Captain Brian Cournane & Dino at the 2017 Rolex Central Park Horse Show. ph: RedBayStock.com
In the international show jumping circuit, there are an array of jaw-dropping venues that set the stage for high level equestrian competition. The annual Rolex Central Park Horse Show in New York City is no different, and for Ireland’s Captain Brian Cournane and the nine-year-old Dutch Warmblood gelding Dino (Vingino x Coriano), it will be their first time competing in the city that never sleeps. Cournane, along with his wife Jules and 16-month-old son Bob, spends his winters in Wellington, Florida and relocates to South Salem, NY during the summer. The family will be expanding in December of this year with the addition of their first daughter.
On the eve of the first show jumping event in Central Park’s Wollman Rink, we caught up with the Irish rider to discuss his eventing roots in the sport, the benefits of training with George Morris, and the thrill of competing in New York.
NoelleFloyd: Have you always been a show jumper?
Captain Brian Cournane: When I joined the Irish Defense Forces in 2002 I did a little bit of show jumping for two years. We then had a patron buy event horses, so I did eventing for about 12 years and I went to the 2007 World Championships in France.
NF: How long were you an active member in the army?
CBC: I was in the army for 14 years as a riding officer in the Army Equitation School, and during that time I had a great groom, Sarah Moore, who was a big part of the team. When I retired I wasn’t able to compete in uniform anymore, but I was able to keep my title of Captain.
NF: When did you move from Ireland to the States?
CBC: I retired from the army in 2014 when I married my wife Jules. After that I was in the UK for two years, and then around this time last year I moved over to the U.S.
NF: What made you commit to show jumping after retiring from the army?
CBC: I’ve always really loved show jumping and I always wanted to be a show jumper at heart. Eventing is a very tough sport and it’s really hard on the horses, so show jumping appealed to me much more.
NF: Do you currently run your own program?
CBC: Yes. It’s a private set up and I currently have six horses, with my oldest being 11 and my youngest being six. I started training with George Morris in March of this year after having been introduced by our mutual friend Mark Todd.
When I was in the army, the riding style was very upright, dramatic, and European. Since riding with George he has really helped me ride in a more light and forward seat. He has an excellent system that has been tried and tested for a very long time in so many places and with so many differnet riders. He really gives you a system that you can reproduce when you’re at the shows by yourself or when training horses by yourself; you don’t have to have him with you all the time. I love that American style of riding and the system that he’s teaching me.
NF: What influenced you to compete at this year’s Rolex Central Park Horse Show?

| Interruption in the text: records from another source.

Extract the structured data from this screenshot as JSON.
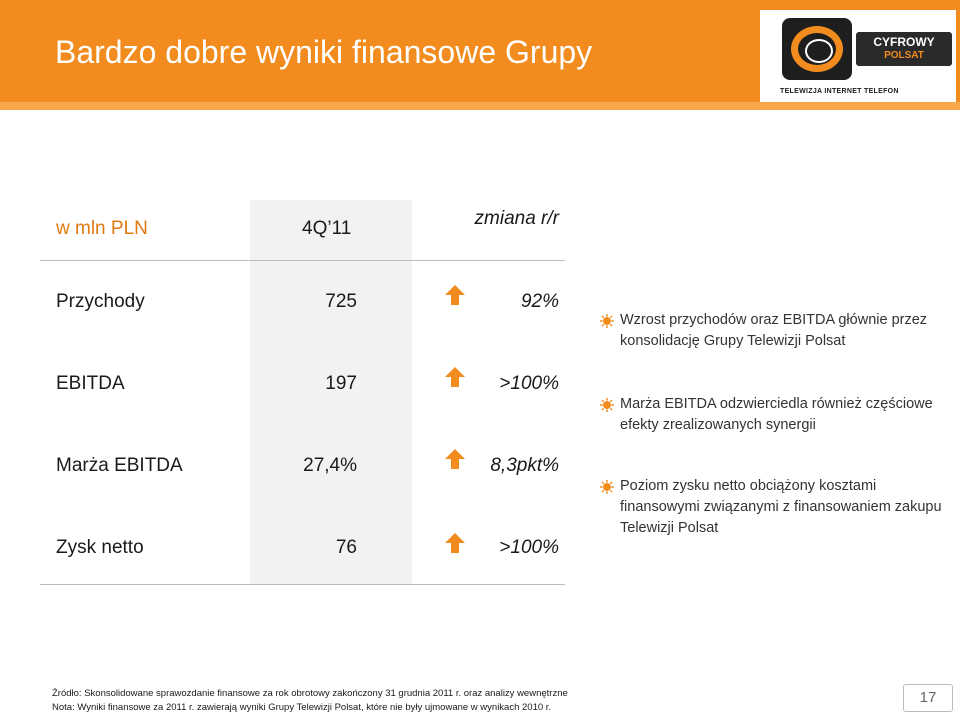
{
  "header": {
    "title": "Bardzo dobre wyniki finansowe Grupy",
    "logo": {
      "brand_line1": "CYFROWY",
      "brand_line2": "POLSAT",
      "tagline": "TELEWIZJA INTERNET TELEFON"
    }
  },
  "table": {
    "unit_label": "w mln PLN",
    "period_label": "4Q’11",
    "change_label": "zmiana r/r",
    "rows": [
      {
        "label": "Przychody",
        "value": "725",
        "trend_icon": "arrow-up",
        "change": "92%"
      },
      {
        "label": "EBITDA",
        "value": "197",
        "trend_icon": "arrow-up",
        "change": ">100%"
      },
      {
        "label": "Marża EBITDA",
        "value": "27,4%",
        "trend_icon": "arrow-up",
        "change": "8,3pkt%"
      },
      {
        "label": "Zysk netto",
        "value": "76",
        "trend_icon": "arrow-up",
        "change": ">100%"
      }
    ]
  },
  "bullets": [
    {
      "icon": "bullet-sun-icon",
      "text": "Wzrost przychodów oraz EBITDA głównie przez konsolidację Grupy Telewizji Polsat"
    },
    {
      "icon": "bullet-sun-icon",
      "text": "Marża EBITDA odzwierciedla również częściowe efekty zrealizowanych synergii"
    },
    {
      "icon": "bullet-sun-icon",
      "text": "Poziom zysku netto obciążony kosztami finansowymi związanymi z finansowaniem zakupu Telewizji Polsat"
    }
  ],
  "footer": {
    "source": "Źródło: Skonsolidowane sprawozdanie finansowe za rok obrotowy zakończony 31 grudnia 2011 r. oraz analizy wewnętrzne",
    "note": "Nota: Wyniki finansowe za 2011 r. zawierają wyniki Grupy Telewizji Polsat, które nie były ujmowane w wynikach 2010 r.",
    "page_number": "17"
  },
  "colors": {
    "header_bg": "#f28c1e",
    "accent": "#e27a12",
    "arrow": "#f28c1e"
  }
}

CBC: I went last year as a spectator and it looked like a great class and the prize money is very good. Dino is based in Wellington for most of the year, but we’re in South Salem, New York for the winter. He [Dino] likes a big atmosphere and it’s just a wonderful venue. We actually have an apartment in the city so it will be nice, and it’s handy for my family to come and watch. My in laws — Bob and Christine Stiller — own him, and Bob will be in attendance to watch him jump!
NF: What do you think of the venue?
CBC: It all looks great. On Wednesday I got to look at the stabling, the warm up arena, and at the main arena. There is going to be a five minute walk from the warm up down to the main arena, so that’s a little bit different but I’m sure it will be fine.
Dino has jumped at Olympia in the small indoor arena there and he’s jumped at Geneva, so he has a lot of experience. He’s also jumped at Tryon under the lights, so he likes that type of atmosphere and he’s good in a small arena. He’s very laid back and I think he will be fine.
NF: How do you think it will feel competing under the skyscrapers?
CBC: I think it will be a little bit surreal. When we’re competing we’ll just be concentrating on our jobs as usual, but I think exercising the horses on Thursday is going to be quite something.
NF: Where did Dino last compete, and how have you been preparing him for this event?
CBC: My last show was the Hampton Classic and he jumped really well there and placed in the grand prix qualifier. In the grand prix he went late in the class. The ground got a little torn up and he got stuck in the mud and had a couple down, but I was really happy with the way he jumped.
We have an indoor where I am and I’ve been riding him a lot there. Georgina Bloomberg has an indoor 30 minutes up the road from where we are and we schooled there during the week. She had some different jumps up and had more of an atmosphere just to get ready for this.
After this show, Dino will have a little bit of a break and then he goes to the CSI5* at Tryon. In November he’ll do the CSI4* in Kentucky.
NF: For a spectator, what do you believe will be the most thrilling part of the Rolex Central Park Horse Show?
CBC: You don’t see horses in such a built up city unless they’re police horses. You have the nice atmosphere of being in New York City and you’ve also got some top show jumping sport as well, so I think its going to be very special for someone who is going to come and watch.